BOE statement looks even more over optimistic now.

http://www.thisismoney.co.uk/money/news/article-2185956/Ballooning-trade-deficit-dashes-hopes-export-fuelled-recovery.html

Comments

  • Generali
    Generali Posts: 36,411 Forumite
    10,000 Posts Combo Breaker
    Trade figures are notoriously noisy.

    IIRC, a Labour Government fell in the 1960s, basically because BOAC bought a bunch of airplanes from abroad during an election campaign.
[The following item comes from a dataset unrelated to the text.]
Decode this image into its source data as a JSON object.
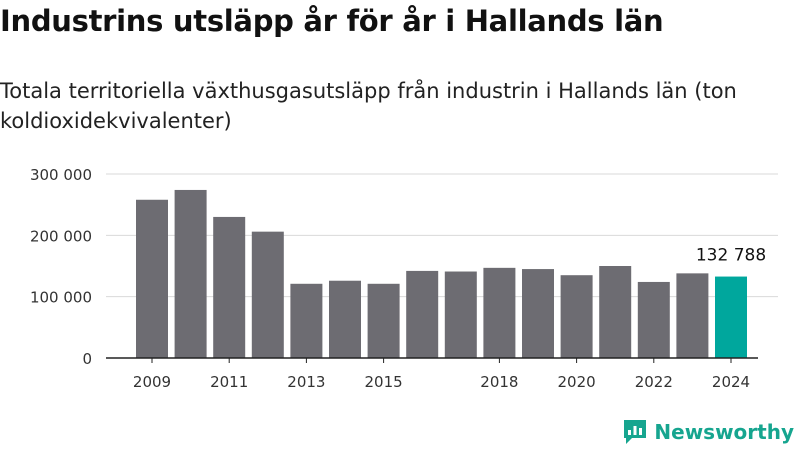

    https://forums.moneysavingexpert.com/discussion/4112155

    Also, there seems to be an attitude that running a trade deficit is bad and running a surplus is good. Both are unsustainable, exports should pay for imports.
  • Masomnia
    Masomnia Posts: 19,506 Forumite
    Part of the Furniture 10,000 Posts Name Dropper
    Doesn't that mean that foreign investment in the UK is at its highest too? :)
    “I could see that, if not actually disgruntled, he was far from being gruntled.” - P.G. Wodehouse
  • John_Pierpoint
    John_Pierpoint Posts: 8,396 Forumite
    Part of the Furniture 1,000 Posts
    The bald figures mean not a lot as the balance will balance.
    Our American cousins have been living off the backs of the Chinese for years, by simply giving them post dated cheques, known as long bonds.
    We are doing something similar and it just makes the point about the Chancellor having to act all tough for fear that we might join Greece and Spain.
    The Japanese are particularly honourable and at the moment the rest of the world trusts them.
    But something is going to "give" sooner or later.
    Trick question: How much has government current expenditure actually fallen?